Michael Freed says he was overweight most of his life. “A lot of my eating was emotional and had very little to do with being hungry,” he says. While sitting with a relative in an emergency room in 2014, Freed heard the long list of medications the person was on. “I was shocked,” Freed said. A month later his own doctor told him he needed to either lower his triglycerides or go on medication. Not wanting to start down that road, Freed and his wife educated themselves on triglycerides, sugars and cholesterol — and made changes.
“My wife does all the cooking, and she’s brilliant at it. She adjusted our favorite recipes to meet my new dietary needs,” Freed said. “We rarely eat out, but when we do, we have something different. My wife figures out the ingredients and a week later makes a healthy version of it.” Freed also goes to Weight Watchers, though he maintains an even stricter regimen to keep his blood-sugar levels in check. He periodically indulges at special events but gets back to healthy eating the next day. “Any new weight comes right off,” says Freed.
Freed has black coffee, a glass of water and a piece of fruit when he’s up at 5 a.m. to exercise. At 9 a.m. he has either oatmeal with almonds or walnuts or an omelet with extra egg whites and vegetables. Lunch is usually a salad with leftovers. Dinner is a protein such as chicken, fish or lentils plus a vegetable. Always a dessert eater, Freed has a Dannon Light & Fit yogurt after dinner. He snacks on fruit and baby carrots during the day.

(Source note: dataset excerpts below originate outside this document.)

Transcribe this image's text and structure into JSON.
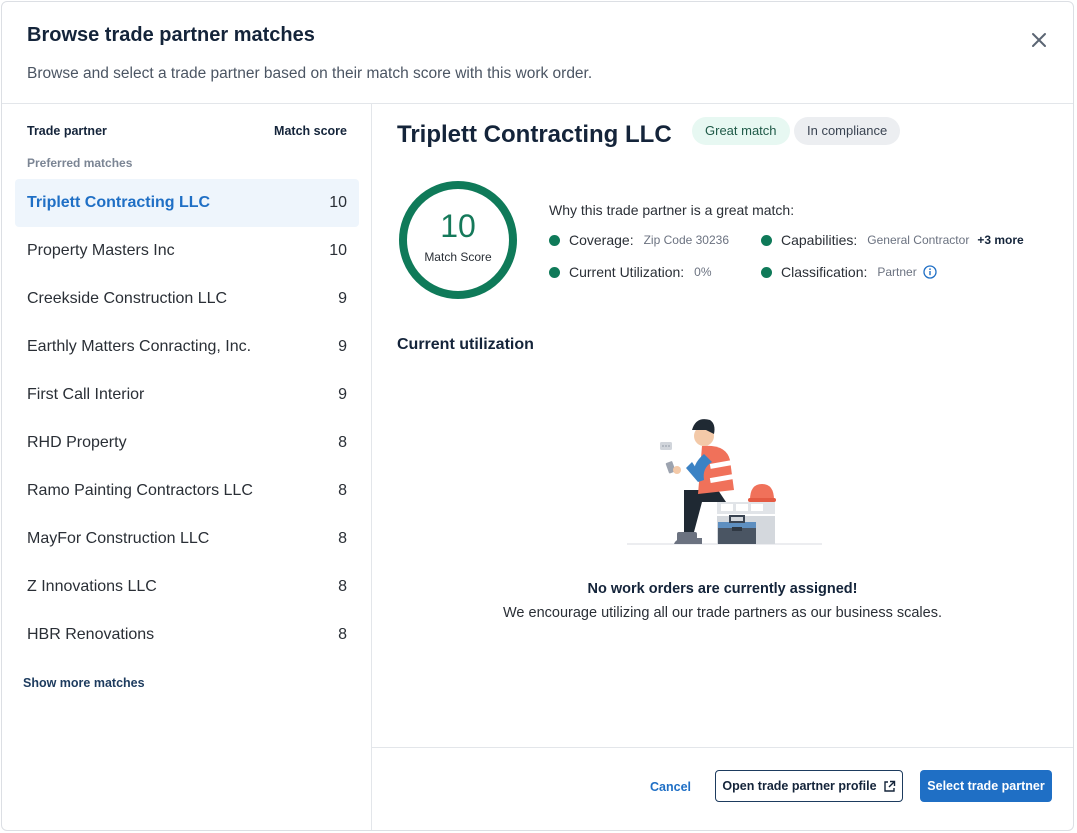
{
  "header": {
    "title": "Browse trade partner matches",
    "subtitle": "Browse and select a trade partner based on their match score with this work order."
  },
  "list": {
    "col_partner": "Trade partner",
    "col_score": "Match score",
    "section_label": "Preferred matches",
    "items": [
      {
        "name": "Triplett Contracting LLC",
        "score": "10"
      },
      {
        "name": "Property Masters Inc",
        "score": "10"
      },
      {
        "name": "Creekside Construction LLC",
        "score": "9"
      },
      {
        "name": "Earthly Matters Conracting, Inc.",
        "score": "9"
      },
      {
        "name": "First Call Interior",
        "score": "9"
      },
      {
        "name": "RHD Property",
        "score": "8"
      },
      {
        "name": "Ramo Painting Contractors LLC",
        "score": "8"
      },
      {
        "name": "MayFor Construction LLC",
        "score": "8"
      },
      {
        "name": "Z Innovations LLC",
        "score": "8"
      },
      {
        "name": "HBR Renovations",
        "score": "8"
      }
    ],
    "show_more": "Show more matches"
  },
  "detail": {
    "name": "Triplett Contracting LLC",
    "badge_match": "Great match",
    "badge_compliance": "In compliance",
    "score": "10",
    "score_label": "Match Score",
    "why_title": "Why this trade partner is a great match:",
    "criteria": {
      "coverage_label": "Coverage:",
      "coverage_value": "Zip Code 30236",
      "capabilities_label": "Capabilities:",
      "capabilities_value": "General Contractor",
      "capabilities_more": "+3 more",
      "utilization_label": "Current Utilization:",
      "utilization_value": "0%",
      "classification_label": "Classification:",
      "classification_value": "Partner"
    },
    "utilization_heading": "Current utilization",
    "empty_title": "No work orders are currently assigned!",
    "empty_subtitle": "We encourage utilizing all our trade partners as our business scales."
  },
  "footer": {
    "cancel": "Cancel",
    "open_profile": "Open trade partner profile",
    "select": "Select trade partner"
  },
  "colors": {
    "accent": "#1f6fc5",
    "match_green": "#0f7a59",
    "dark_text": "#14243a"
  }
}
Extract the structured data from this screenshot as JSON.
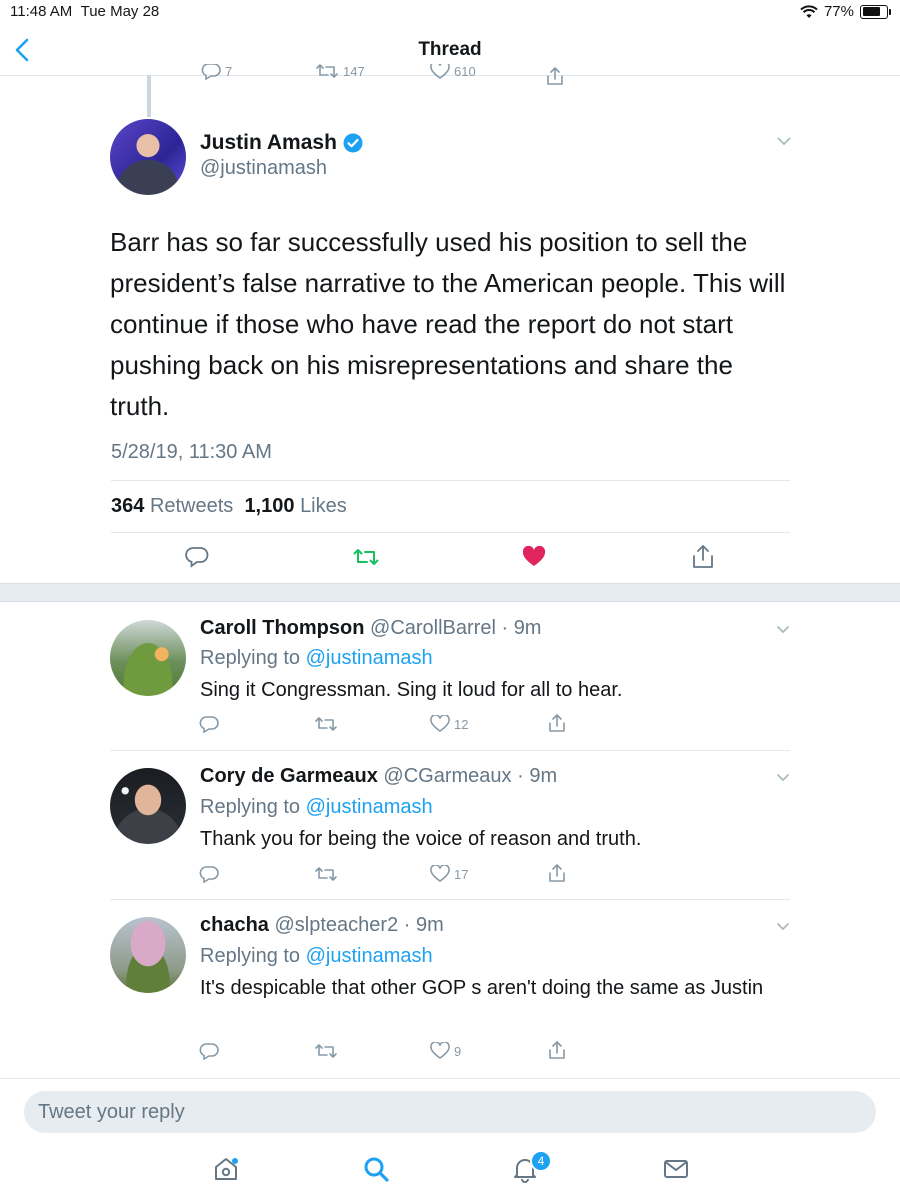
{
  "status_bar": {
    "time": "11:48 AM",
    "date": "Tue May 28",
    "battery": "77%"
  },
  "nav": {
    "title": "Thread"
  },
  "prev_tweet_counts": {
    "replies": "7",
    "retweets": "147",
    "likes": "610"
  },
  "main_tweet": {
    "name": "Justin Amash",
    "handle": "@justinamash",
    "text": "Barr has so far successfully used his position to sell the president’s false narrative to the American people. This will continue if those who have read the report do not start pushing back on his misrepresentations and share the truth.",
    "timestamp": "5/28/19, 11:30 AM",
    "retweets_count": "364",
    "retweets_label": "Retweets",
    "likes_count": "1,100",
    "likes_label": "Likes"
  },
  "replies": [
    {
      "name": "Caroll Thompson",
      "handle": "@CarollBarrel",
      "time": "9m",
      "replying_prefix": "Replying to",
      "replying_to": "@justinamash",
      "text": "Sing it Congressman.  Sing it loud for all to hear.",
      "likes": "12"
    },
    {
      "name": "Cory de Garmeaux",
      "handle": "@CGarmeaux",
      "time": "9m",
      "replying_prefix": "Replying to",
      "replying_to": "@justinamash",
      "text": "Thank you for being the voice of reason and truth.",
      "likes": "17"
    },
    {
      "name": "chacha",
      "handle": "@slpteacher2",
      "time": "9m",
      "replying_prefix": "Replying to",
      "replying_to": "@justinamash",
      "text": "It's despicable that other GOP s aren't doing the same as Justin",
      "likes": "9"
    }
  ],
  "reply_bar": {
    "placeholder": "Tweet your reply"
  },
  "tab_bar": {
    "notifications_badge": "4"
  },
  "icons": [
    "wifi-icon",
    "battery-icon",
    "back-chevron-icon",
    "verified-badge-icon",
    "chevron-down-icon",
    "reply-icon",
    "retweet-icon",
    "like-icon",
    "share-icon",
    "home-icon",
    "search-icon",
    "notifications-icon",
    "messages-icon"
  ],
  "colors": {
    "accent": "#1da1f2",
    "retweet_green": "#17bf63",
    "like_red": "#e0245e",
    "muted": "#657786"
  }
}
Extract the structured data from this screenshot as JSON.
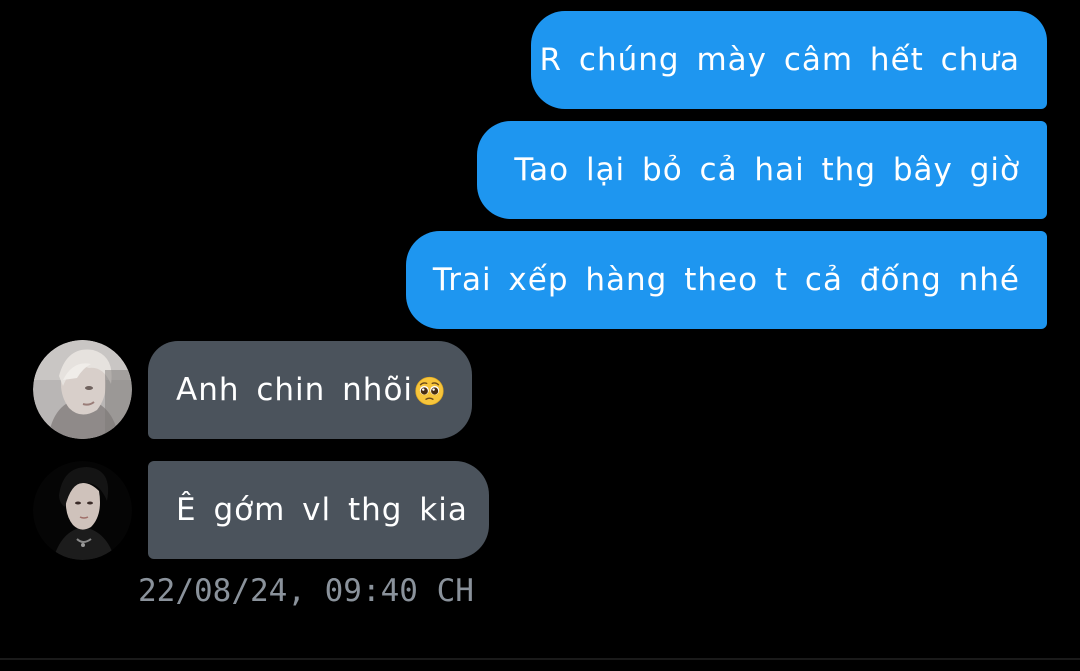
{
  "messages": [
    {
      "direction": "outgoing",
      "text": "R chúng mày câm hết chưa"
    },
    {
      "direction": "outgoing",
      "text": "Tao lại bỏ cả hai thg bây giờ"
    },
    {
      "direction": "outgoing",
      "text": "Trai xếp hàng theo t cả đống nhé"
    },
    {
      "direction": "incoming",
      "text": "Anh chin nhõi",
      "emoji": "pleading-face-emoji"
    },
    {
      "direction": "incoming",
      "text": "Ê gớm vl thg kia"
    }
  ],
  "timestamp": "22/08/24, 09:40 CH",
  "colors": {
    "background": "#000000",
    "outgoing_bubble": "#1e96f0",
    "incoming_bubble": "#4b535c",
    "timestamp": "#8a929b"
  }
}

Freed originally got his exercise only from weekly yard maintenance but gradually increased his activity. He does 10 minutes of abdomen exercises daily using the Daily Ab Workout app and goes to a gym for 90 minutes twice a week, where he does circuit training (a series of high-intensity strength-building routines), jogs on the treadmill and lifts weights. He walks indoors and outdoors daily at work.
“It’s about creating a lifestyle that you can maintain. There are plenty of plans where weight comes off fast, but it comes back fast. Make small changes like using the stairs, cutting out a daily snack, or starting a new exercise. You can’t make drastic changes all at once.”